1968 VW Beetle starter wont stop

starters

#1

I have a 1968 Beetle that has been sitting for a long time, after working through a list of items for the restart I put a new battery in and turned it over. Starter works fine and turns engine over but when I turn the key off starter will not stop until I disconnect the battery, When I reconnect battery everything is fine again until I try to start and starter keeps going until I disconnect battery again.


#2

It must be either the starter switch or the starter/solenoid itself.


#3

Thank you insightful, I think I will start with the solenoid.


#4

Another possibility is that the starter armature is dragging on the starter motor case due to a worn transaxle bushing and the drive gear is not withdrawing.
The best fix in a case like this is a new starter motor and bushing. The new starter should come with a separate bushing for the tranxaxle.

To change the bushing the starter must be removed. The bushing inside the tranxaxle (yes, it’s buried in the hole formerly occupied by the starter) is then lubed with some grease and an appropriately sized thread tap screwed in the bushing. The tap will force the old bushing out and the new bushing inserted with a driver of some sort.

The reason for the separate bushing is because the starter motor does not have a nose on it to support the armature.


#5

Suggest to narrow down the location of the source of the problem. Does the starter selenoid’s “start” input signal measure battery voltage while this is happening? If so, the problem is before that. B/c that signal should be at ground with the key away from the “start” position. Or does it measure ground, and the starter continues to crank? If so, the problem is after that.

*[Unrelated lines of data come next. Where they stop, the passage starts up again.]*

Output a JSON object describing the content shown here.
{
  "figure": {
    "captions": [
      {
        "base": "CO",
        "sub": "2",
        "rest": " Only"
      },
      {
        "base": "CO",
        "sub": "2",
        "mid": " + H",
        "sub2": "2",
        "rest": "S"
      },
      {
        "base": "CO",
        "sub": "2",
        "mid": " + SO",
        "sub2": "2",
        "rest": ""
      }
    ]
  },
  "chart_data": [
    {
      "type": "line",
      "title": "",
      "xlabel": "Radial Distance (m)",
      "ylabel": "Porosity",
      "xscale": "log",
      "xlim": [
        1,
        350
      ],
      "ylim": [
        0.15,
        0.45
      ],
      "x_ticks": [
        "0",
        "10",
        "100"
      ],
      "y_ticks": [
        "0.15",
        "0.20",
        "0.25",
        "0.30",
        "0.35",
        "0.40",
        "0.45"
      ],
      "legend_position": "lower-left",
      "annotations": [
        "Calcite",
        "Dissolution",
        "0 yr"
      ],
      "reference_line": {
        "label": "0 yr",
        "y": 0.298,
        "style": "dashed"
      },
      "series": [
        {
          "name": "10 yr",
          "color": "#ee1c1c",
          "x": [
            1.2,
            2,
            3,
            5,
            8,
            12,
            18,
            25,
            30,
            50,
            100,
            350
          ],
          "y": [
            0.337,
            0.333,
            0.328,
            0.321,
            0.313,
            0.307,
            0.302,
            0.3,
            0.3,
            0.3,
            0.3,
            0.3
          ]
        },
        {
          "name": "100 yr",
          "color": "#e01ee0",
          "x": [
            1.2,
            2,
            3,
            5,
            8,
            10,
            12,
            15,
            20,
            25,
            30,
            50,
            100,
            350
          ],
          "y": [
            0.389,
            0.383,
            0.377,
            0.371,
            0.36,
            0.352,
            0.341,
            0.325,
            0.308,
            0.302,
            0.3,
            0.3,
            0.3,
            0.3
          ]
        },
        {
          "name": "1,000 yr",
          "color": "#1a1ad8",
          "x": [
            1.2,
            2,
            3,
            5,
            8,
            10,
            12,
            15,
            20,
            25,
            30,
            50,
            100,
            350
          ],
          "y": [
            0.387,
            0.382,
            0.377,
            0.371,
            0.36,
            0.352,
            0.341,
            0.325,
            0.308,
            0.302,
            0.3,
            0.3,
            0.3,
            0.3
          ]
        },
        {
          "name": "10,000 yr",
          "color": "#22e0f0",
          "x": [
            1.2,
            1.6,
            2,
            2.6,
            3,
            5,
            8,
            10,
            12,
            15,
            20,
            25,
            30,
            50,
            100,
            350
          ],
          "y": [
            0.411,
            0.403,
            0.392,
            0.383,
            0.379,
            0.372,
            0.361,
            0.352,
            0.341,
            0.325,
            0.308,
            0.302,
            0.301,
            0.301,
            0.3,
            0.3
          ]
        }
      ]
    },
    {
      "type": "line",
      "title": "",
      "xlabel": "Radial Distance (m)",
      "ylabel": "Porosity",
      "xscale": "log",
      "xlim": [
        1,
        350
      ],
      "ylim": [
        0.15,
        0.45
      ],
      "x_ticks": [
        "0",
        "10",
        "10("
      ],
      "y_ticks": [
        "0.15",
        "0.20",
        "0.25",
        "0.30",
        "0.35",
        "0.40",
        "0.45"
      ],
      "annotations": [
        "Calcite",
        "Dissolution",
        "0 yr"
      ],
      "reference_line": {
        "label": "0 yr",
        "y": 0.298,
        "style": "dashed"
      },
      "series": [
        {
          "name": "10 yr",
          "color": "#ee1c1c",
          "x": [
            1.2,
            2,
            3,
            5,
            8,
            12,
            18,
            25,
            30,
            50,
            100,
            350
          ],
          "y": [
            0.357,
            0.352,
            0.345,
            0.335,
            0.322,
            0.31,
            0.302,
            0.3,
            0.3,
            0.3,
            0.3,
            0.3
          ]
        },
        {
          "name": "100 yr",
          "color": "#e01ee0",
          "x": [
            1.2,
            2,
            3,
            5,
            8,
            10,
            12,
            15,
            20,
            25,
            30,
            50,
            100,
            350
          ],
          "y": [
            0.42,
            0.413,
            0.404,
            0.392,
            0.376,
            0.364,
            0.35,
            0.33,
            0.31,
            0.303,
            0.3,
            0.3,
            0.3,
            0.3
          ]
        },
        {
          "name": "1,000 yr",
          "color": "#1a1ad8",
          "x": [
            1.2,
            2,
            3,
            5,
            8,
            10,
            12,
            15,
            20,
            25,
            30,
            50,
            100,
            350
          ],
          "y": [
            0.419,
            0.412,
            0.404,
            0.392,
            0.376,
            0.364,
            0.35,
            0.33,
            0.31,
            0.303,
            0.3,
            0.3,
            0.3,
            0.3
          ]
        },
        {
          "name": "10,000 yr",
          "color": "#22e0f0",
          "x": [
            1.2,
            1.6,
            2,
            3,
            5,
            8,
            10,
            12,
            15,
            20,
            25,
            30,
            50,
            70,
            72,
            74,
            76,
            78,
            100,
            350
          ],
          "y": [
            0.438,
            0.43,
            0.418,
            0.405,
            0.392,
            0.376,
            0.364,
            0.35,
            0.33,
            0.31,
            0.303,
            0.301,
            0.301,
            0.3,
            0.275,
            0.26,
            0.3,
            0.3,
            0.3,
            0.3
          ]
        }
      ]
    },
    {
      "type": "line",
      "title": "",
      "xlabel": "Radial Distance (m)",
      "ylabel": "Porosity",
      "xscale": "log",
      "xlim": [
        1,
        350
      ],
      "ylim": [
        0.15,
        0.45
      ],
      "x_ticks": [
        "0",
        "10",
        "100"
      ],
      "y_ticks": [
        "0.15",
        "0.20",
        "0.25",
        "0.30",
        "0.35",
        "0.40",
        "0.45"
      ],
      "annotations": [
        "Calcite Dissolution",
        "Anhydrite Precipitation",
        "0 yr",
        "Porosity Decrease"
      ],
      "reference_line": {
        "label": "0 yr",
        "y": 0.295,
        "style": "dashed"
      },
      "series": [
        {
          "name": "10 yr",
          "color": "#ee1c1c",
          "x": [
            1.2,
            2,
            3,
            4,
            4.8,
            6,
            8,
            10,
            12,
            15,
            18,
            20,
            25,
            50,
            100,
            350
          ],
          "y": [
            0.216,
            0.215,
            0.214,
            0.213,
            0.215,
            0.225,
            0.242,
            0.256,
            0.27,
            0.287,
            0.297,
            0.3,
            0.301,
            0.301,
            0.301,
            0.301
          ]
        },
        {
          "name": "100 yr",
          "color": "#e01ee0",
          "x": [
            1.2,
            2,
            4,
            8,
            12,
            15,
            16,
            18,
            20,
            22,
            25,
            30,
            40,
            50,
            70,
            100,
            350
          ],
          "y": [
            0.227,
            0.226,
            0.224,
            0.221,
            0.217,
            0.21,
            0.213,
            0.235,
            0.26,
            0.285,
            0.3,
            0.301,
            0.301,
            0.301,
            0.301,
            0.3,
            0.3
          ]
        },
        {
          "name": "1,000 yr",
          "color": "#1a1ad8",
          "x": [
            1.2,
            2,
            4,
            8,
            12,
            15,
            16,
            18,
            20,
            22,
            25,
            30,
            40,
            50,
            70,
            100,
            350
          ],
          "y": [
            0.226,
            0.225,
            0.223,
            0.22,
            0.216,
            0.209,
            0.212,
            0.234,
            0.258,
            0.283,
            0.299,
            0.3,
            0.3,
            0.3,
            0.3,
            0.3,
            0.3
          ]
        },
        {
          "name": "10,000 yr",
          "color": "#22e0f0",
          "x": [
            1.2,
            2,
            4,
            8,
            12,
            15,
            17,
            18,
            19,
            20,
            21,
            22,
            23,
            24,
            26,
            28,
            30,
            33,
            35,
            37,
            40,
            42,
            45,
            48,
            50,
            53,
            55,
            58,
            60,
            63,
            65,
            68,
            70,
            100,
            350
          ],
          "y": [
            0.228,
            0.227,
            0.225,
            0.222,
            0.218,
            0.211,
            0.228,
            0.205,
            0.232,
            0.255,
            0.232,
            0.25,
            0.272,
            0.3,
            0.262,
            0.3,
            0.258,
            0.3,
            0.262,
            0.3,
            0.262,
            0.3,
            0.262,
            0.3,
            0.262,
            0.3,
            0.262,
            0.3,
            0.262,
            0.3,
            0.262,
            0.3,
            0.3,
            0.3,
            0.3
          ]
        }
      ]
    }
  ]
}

I had a friend with this problem on a different make of car & it was caused by the starter solenoid contacts sticking together. Her car ended up burning up b/c of the problem, so it is critical you get to the bottom of what is causing it. In the meantime suggest to disconnect the battery unless you are actually driving it.


#6

Insightful hit the nail on the head…but from a troubleshooting perspective…start with the switch…as it tells the starter solenoid what to do. It is also easier to check.

Pull the starter solenoid 12VDC trigger wire off the starter solenoid…then operate your ignition switch… See if it holds 12 at the trigger wire after you release the key in the start position…if it does…its the switch. If not…go after the starter…if its the starter…it will be a rusty shaft that the starter gear is supposed to slide into and out of the flywheel teeth… If its sticky or rusty…it runs on and on because it cannot slide back out of the way and thus break the connection within the starter solenoid. This scenario is very likely especially after a long period of not being used.

Blackbird


#7

I owned a late 60’s Beetle and I seem to remember that they sometimes had a problem with their starter relay. When it stuck it would keep the starter energized. I had a problem when I tried to start the car and would have to turn the key to off then back on before the starter relay would energize.


#8

Thank you all for your great comments !!! I will take a look at all of these situations. The Bug has been sitting in a building for 32 years so I expect to have some challenges and learn a ton. Thank you all again.


#9

Wont hurt to remove starter and look at the shaft the gear is supposed to “slide” upon…when its rusty…you dont get much sliding done.

Check ignition switch functionality first…then starter itself… Pretty ez solution awaits.

Blackbird


#10

Sounds like a fun project. You’ve got a 12 volt system, right? And non-sloping headlights? Original engine? Dual carb or single carb?


#11

George San Jose, Yes it is a 12 volt, non sloping headlights with plastic covers, original engine and single carb. It is a one owner vehicle that has sat for the last 32 years, Every thing is there including original tool kit and owners manual. The interior is like new and the exterior need a little freshening up. All the heater channels, front pan and battery pan are in nice shape. very lucky find.


#12

A few pictures


#13

I wish I had this little bug…


#14

A few more pictures, one under the front hood and the second how I found it. I think the other bug (also an original one owner) is a 1961 but he wants to hang onto that one.


#15

I worked at a Volkswagen Dealer when that 68 was new. I had a sea blue 64 and bought a brand new 71.
I see the windshield washer hose is still connected to the spare tire, very original.
CSA


#16

Are The Plastic Caps Missing From The Door Hinge Pins?
CSA


#17

Common sense answer, yes they are missing. Thank you for letting me know there should be some.


#18

@68bug
"Common sense answer, yes they are missing. Thank you for letting me know there should be some."

VW technicians were paid by customers to drive hinge pins out and replace them when they would begin to seize up and make doors difficult to operate. A couple drops of oil in that recess, on top of each pin, occasionally, and replacing the plastic caps is good preventive maintenance.
CSA


#19

Oh my, I’m very jealous! I especially like them restored in stock condition, OEM wheels and wheel covers, and original ride height. Thanks for sharing the photos OP.


#20

Do ALL of us here have a Beetle story ? Seems no one on the planet is immune to this bug.

I know I have a long story with them.